I wanted to sell these domestic aircraft leases when I became the President of Pitney Bowes Financial Services in 1993, but found out that those transactions were like Hotel California in the Eagles’ song: you could not leave them. The penalties for selling or exiting them before the end of their average 24-year terms were punitive.
I give Jeff Immelt a lot of credit for making the decision to exit this business, even though he probably should have done it years earlier. Even though the logic for Pitney Bowes’ exit from the business was more compelling than it was for GE Capital, there were members of my leadership team who were unenthusiastic about exiting our Capital Service business. After all, we sacrificed revenue, income, cash flow, and financial flexibility by exiting our business. The tangible, short term negatives of exiting were clear and quantifiable; the risks of staying in the business, although arguably much larger, were not. Whether we could take the cash and redeploy it to produce comparable revenue and income was uncertain. As obvious as the merits of the decision seem, it is not easy to do.
Many leadership teams are reluctant to divest a major business without buying one of comparable size. The prestige of many leaders depends on how their company stacks up in the Fortune 500 rankings, which are based on revenues, not aggregate stock market value or profits. Compensation consultants compare compensation base on companies of comparable revenues, not on companies of comparable shareholder value or profitability, since revenue comparisons are easier to do.

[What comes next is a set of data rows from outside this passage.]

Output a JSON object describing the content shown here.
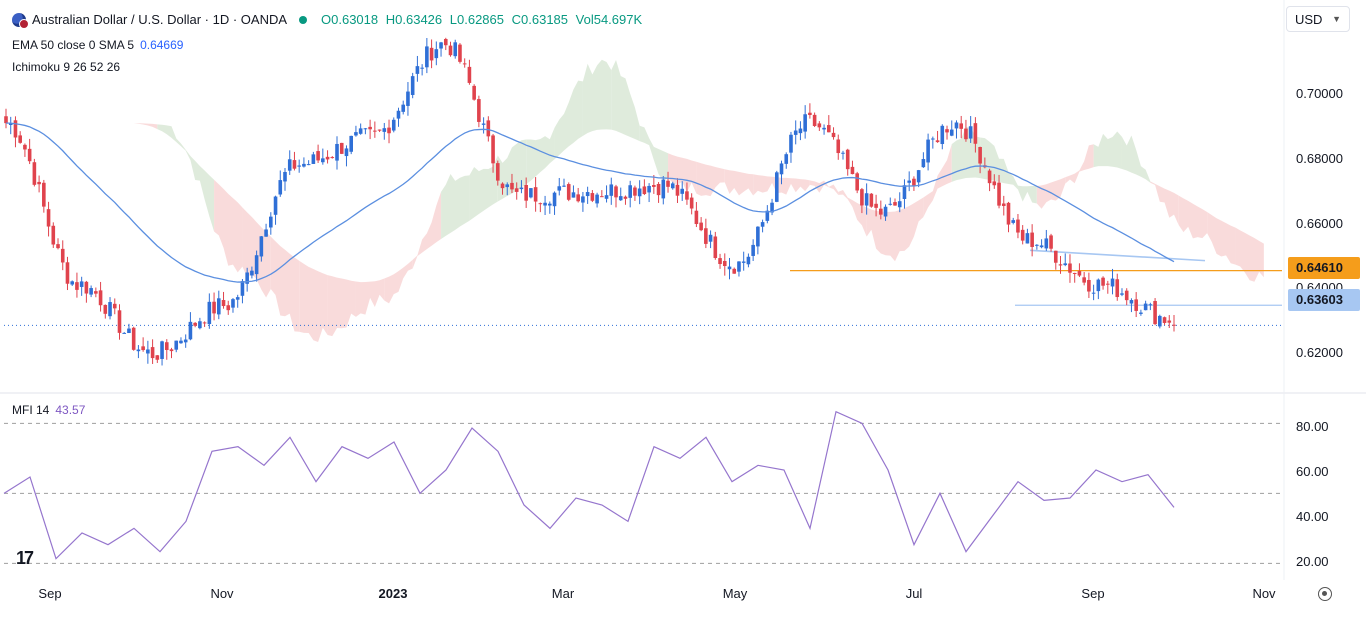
{
  "header": {
    "symbol_title": "Australian Dollar / U.S. Dollar · 1D · OANDA",
    "ohlc": {
      "open": "O0.63018",
      "high": "H0.63426",
      "low": "L0.62865",
      "close": "C0.63185",
      "volume": "Vol54.697K"
    },
    "ema_label": "EMA 50 close 0 SMA 5",
    "ema_value": "0.64669",
    "ichimoku_label": "Ichimoku 9 26 52 26",
    "mfi_label": "MFI 14",
    "mfi_value": "43.57",
    "currency": "USD"
  },
  "price_axis": [
    "0.70000",
    "0.68000",
    "0.66000",
    "0.64000",
    "0.62000"
  ],
  "price_tags": {
    "orange": "0.64610",
    "blue": "0.63603"
  },
  "mfi_axis": [
    "80.00",
    "60.00",
    "40.00",
    "20.00"
  ],
  "time_axis": [
    "Sep",
    "Nov",
    "2023",
    "Mar",
    "May",
    "Jul",
    "Sep",
    "Nov"
  ],
  "logo_text": "17",
  "colors": {
    "up": "#2f6fd6",
    "down": "#e0434d",
    "ema": "#5b8fe0",
    "cloud_bull": "#dbe9d8",
    "cloud_bear": "#f8d7d7",
    "mfi": "#9575cd",
    "support": "#f59d1b",
    "level": "#a7c7f2"
  },
  "chart_data": {
    "type": "candlestick",
    "title": "Australian Dollar / U.S. Dollar · 1D · OANDA",
    "ylim": [
      0.612,
      0.716
    ],
    "anchors": [
      {
        "x": "Sep",
        "close": 0.689
      },
      {
        "x": "Oct (mid)",
        "close": 0.642
      },
      {
        "x": "Oct (low)",
        "close": 0.622
      },
      {
        "x": "Nov",
        "close": 0.636
      },
      {
        "x": "Dec",
        "close": 0.677
      },
      {
        "x": "2023",
        "close": 0.685
      },
      {
        "x": "Feb (high)",
        "close": 0.712
      },
      {
        "x": "Mar",
        "close": 0.668
      },
      {
        "x": "Apr",
        "close": 0.669
      },
      {
        "x": "May",
        "close": 0.671
      },
      {
        "x": "Jun (low)",
        "close": 0.648
      },
      {
        "x": "Jun (high)",
        "close": 0.689
      },
      {
        "x": "Jul",
        "close": 0.663
      },
      {
        "x": "Jul (high)",
        "close": 0.689
      },
      {
        "x": "Aug",
        "close": 0.655
      },
      {
        "x": "Sep",
        "close": 0.642
      },
      {
        "x": "Oct",
        "close": 0.6318
      }
    ],
    "ema50": {
      "name": "EMA 50",
      "last": 0.64669
    },
    "levels": [
      {
        "name": "support",
        "value": 0.6461
      },
      {
        "name": "level",
        "value": 0.63603
      }
    ],
    "mfi": {
      "name": "MFI 14",
      "last": 43.57,
      "ylim": [
        15,
        90
      ],
      "anchors": [
        50,
        57,
        22,
        33,
        28,
        35,
        25,
        38,
        68,
        70,
        62,
        74,
        55,
        70,
        65,
        72,
        50,
        60,
        78,
        68,
        45,
        35,
        48,
        45,
        38,
        70,
        65,
        74,
        55,
        62,
        60,
        35,
        85,
        80,
        60,
        28,
        50,
        25,
        40,
        55,
        47,
        48,
        60,
        55,
        58,
        44
      ]
    }
  }
}
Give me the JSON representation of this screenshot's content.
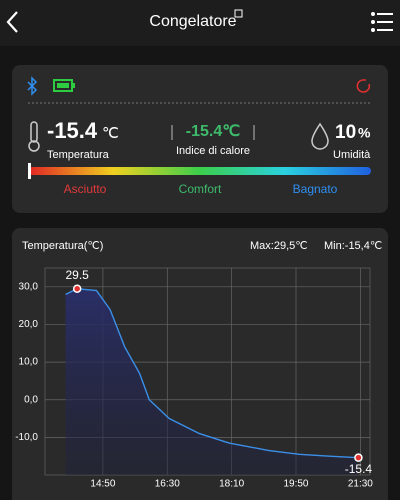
{
  "header": {
    "title": "Congelatore"
  },
  "status": {
    "temperature": {
      "value": "-15.4",
      "unit": "℃",
      "label": "Temperatura"
    },
    "heat_index": {
      "value": "-15.4℃",
      "label": "Indice di calore"
    },
    "humidity": {
      "value": "10",
      "unit": "%",
      "label": "Umidità"
    },
    "scale_labels": [
      "Asciutto",
      "Comfort",
      "Bagnato"
    ]
  },
  "chart_card": {
    "title": "Temperatura(℃)",
    "max": "Max:29,5℃",
    "min": "Min:-15,4℃"
  },
  "chart_data": {
    "type": "line",
    "x": [
      "13:52",
      "14:10",
      "14:40",
      "15:01",
      "15:24",
      "15:47",
      "16:02",
      "16:33",
      "17:20",
      "18:06",
      "19:08",
      "19:55",
      "20:42",
      "21:27"
    ],
    "series": [
      {
        "name": "Temperatura",
        "color": "#3b8fe8",
        "values": [
          28,
          29.5,
          29,
          24,
          14,
          7,
          0,
          -5,
          -9,
          -11.5,
          -13.5,
          -14.5,
          -15,
          -15.4
        ]
      }
    ],
    "markers": [
      {
        "x": "14:10",
        "y": 29.5
      },
      {
        "x": "21:27",
        "y": -15.4
      }
    ],
    "xlim": [
      "13:20",
      "21:45"
    ],
    "xticks": [
      "14:50",
      "16:30",
      "18:10",
      "19:50",
      "21:30"
    ],
    "ylim": [
      -20,
      35
    ],
    "yticks": [
      {
        "value": 30,
        "label": "30,0"
      },
      {
        "value": 20,
        "label": "20,0"
      },
      {
        "value": 10,
        "label": "10,0"
      },
      {
        "value": 0,
        "label": "0,0"
      },
      {
        "value": -10,
        "label": "-10,0"
      }
    ],
    "grid": true
  }
}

Besides having the exit reduce the financial risks to Pitney Bowes is that it forced the company to focus on producing value based on products and services its core customers needed. Although Pitney Bowes went through a very challenging period after mail volumes collapsed in 2008 and 2009, it is building a strong foundation under Marc Lautenbach’s leadership in digital commerce.
GE is a great company that will benefit from this decision, just as Pitney Bowes gained much more long-term strength and viability from the decision I made over a decade ago. We know many present and former GE employees, and wish them well as they change the direction of a company and move into an uncharted future.